Green Connection spokesperson Liziwe McDaid said: “Tepsa’s announcement of withdrawal can be seen as a victory for the communities and environment around the area. As interested and affected parties, we have always been against any drilling for oil or gas activity in our oceans.

“While we are happy for the news, we are still concerned that oil and gas exploration continues in other areas, since the email we received speaks of a postponement, not a cancellation.

“Tepsa did not provide any reasons for their withdrawal from the project, which leaves us to wonder what their future intentions are. We would like Tepsa to be transparent and give our communities some clarity about their intentions going forward.”

As a result of Tepsa’s move, the environmental and social impact assessment process has also been terminated, which means that if they do return, they will need a further environmental impact assessment.

Fishing communities and lobby groups such as Masifundise and Coastal Links South Africa have been taking to beaches along South Africa’s coastline to inform the public of the threat to the ocean from oil and gas drilling and exploration.

In a statement, Masifundise said: “Small-scale fishing activities are an integral part of many coastal and inland communities. They represent a significant source of income and form part of their livelihoods.”

In October last year, Total announced a significant discovery of gas reserves at its Luiperd drilling site off the coast of Mossel Bay. Both this discovery and the Brulpadda well, which was discovered in 2019, have been cited as a great investment and infrastructure opportunity for South Africa and the Western Cape, in particular.

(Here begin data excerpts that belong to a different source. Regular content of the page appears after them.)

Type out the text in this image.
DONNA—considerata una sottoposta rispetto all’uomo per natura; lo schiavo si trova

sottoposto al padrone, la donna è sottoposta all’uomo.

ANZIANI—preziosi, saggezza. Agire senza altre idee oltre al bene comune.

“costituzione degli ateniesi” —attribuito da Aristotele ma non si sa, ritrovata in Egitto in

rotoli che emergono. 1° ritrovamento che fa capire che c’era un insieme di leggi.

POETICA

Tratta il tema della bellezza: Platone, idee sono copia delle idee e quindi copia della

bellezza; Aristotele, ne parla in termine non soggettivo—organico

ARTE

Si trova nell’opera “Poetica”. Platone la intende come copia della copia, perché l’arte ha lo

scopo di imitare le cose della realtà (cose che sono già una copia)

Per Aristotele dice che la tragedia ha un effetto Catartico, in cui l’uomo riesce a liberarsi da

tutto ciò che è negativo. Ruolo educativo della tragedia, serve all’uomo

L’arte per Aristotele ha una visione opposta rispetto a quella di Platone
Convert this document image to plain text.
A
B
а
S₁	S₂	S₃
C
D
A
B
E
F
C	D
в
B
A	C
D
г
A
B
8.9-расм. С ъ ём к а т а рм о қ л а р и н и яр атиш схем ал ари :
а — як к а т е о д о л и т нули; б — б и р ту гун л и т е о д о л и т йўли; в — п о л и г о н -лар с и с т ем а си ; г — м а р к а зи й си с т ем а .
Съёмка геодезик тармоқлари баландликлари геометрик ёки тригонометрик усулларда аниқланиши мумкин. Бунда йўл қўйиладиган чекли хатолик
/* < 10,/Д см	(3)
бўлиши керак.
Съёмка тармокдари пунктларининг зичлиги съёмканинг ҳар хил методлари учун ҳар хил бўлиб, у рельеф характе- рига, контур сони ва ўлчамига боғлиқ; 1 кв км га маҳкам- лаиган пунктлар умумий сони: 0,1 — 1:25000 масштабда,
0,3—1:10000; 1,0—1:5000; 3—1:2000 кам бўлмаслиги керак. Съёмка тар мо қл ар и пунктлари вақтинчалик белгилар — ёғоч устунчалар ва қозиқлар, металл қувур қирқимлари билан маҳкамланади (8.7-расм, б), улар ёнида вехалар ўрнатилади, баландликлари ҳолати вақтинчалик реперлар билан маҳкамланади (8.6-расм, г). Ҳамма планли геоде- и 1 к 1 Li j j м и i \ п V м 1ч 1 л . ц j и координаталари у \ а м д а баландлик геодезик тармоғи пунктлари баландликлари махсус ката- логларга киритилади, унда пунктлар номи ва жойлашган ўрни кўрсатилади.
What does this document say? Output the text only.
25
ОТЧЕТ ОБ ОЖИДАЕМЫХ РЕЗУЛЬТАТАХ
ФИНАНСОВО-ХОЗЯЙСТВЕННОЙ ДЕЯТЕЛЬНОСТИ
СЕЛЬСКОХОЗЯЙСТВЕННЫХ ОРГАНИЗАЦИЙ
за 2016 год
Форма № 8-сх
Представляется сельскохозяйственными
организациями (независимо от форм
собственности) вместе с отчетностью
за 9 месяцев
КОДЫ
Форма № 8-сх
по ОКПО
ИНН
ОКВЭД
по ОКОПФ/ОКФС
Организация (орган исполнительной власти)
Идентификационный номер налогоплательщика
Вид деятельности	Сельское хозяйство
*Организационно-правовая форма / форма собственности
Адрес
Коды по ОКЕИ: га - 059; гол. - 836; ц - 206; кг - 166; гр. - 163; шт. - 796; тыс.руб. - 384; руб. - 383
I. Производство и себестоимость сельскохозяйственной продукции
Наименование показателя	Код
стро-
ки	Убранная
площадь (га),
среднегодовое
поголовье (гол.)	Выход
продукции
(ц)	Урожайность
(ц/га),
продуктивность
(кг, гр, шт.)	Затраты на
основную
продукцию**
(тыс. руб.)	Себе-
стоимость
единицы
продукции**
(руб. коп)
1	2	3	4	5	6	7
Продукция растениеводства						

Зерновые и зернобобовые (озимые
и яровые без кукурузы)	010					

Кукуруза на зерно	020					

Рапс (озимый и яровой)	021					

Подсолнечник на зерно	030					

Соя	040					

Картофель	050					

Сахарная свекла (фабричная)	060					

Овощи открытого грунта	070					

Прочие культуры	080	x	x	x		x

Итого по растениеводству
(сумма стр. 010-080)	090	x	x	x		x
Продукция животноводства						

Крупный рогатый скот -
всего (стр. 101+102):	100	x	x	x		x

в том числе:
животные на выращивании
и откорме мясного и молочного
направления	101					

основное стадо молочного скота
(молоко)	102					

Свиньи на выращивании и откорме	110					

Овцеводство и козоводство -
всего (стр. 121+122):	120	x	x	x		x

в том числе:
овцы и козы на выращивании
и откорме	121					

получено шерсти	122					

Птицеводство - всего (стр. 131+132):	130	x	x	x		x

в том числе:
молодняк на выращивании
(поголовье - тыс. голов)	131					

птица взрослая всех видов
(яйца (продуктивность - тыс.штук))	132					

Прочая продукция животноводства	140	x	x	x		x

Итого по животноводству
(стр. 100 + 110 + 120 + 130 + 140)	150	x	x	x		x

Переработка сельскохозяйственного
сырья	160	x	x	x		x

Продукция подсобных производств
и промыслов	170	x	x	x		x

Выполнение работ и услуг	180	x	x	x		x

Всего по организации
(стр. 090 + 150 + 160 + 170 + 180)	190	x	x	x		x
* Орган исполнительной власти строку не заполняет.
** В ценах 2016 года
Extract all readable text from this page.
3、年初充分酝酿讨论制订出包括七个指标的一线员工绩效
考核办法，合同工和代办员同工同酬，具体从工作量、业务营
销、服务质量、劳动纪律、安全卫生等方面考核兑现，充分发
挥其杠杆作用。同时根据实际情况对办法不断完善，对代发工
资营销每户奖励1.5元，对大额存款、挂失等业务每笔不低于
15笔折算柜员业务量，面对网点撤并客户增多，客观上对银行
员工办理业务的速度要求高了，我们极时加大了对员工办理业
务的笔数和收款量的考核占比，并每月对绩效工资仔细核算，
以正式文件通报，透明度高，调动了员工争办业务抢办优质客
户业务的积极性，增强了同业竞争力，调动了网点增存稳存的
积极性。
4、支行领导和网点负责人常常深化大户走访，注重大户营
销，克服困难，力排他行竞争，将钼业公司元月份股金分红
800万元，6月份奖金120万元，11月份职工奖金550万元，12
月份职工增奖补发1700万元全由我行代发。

Members of the standing committee and Transnet officials during the November visit. Picture supplied.

In November, the standing committee on finance, economic opportunities and tourism visited, Mossel Bay to receive a progress update. Committee chairperson Deidré Baartman wrote to Mineral Resources and Energy Minister Gwede Mantashe urging him to fast-track the finalisation of the Upstream Petroleum Resources Development Bill.

Baartman said the bill, which outlines the national government’s position on South Africa’s petroleum resources, would provide international companies such as Total with the legislative and policy certainty they need.

Total had not responded to a request for comment by the time of going to print.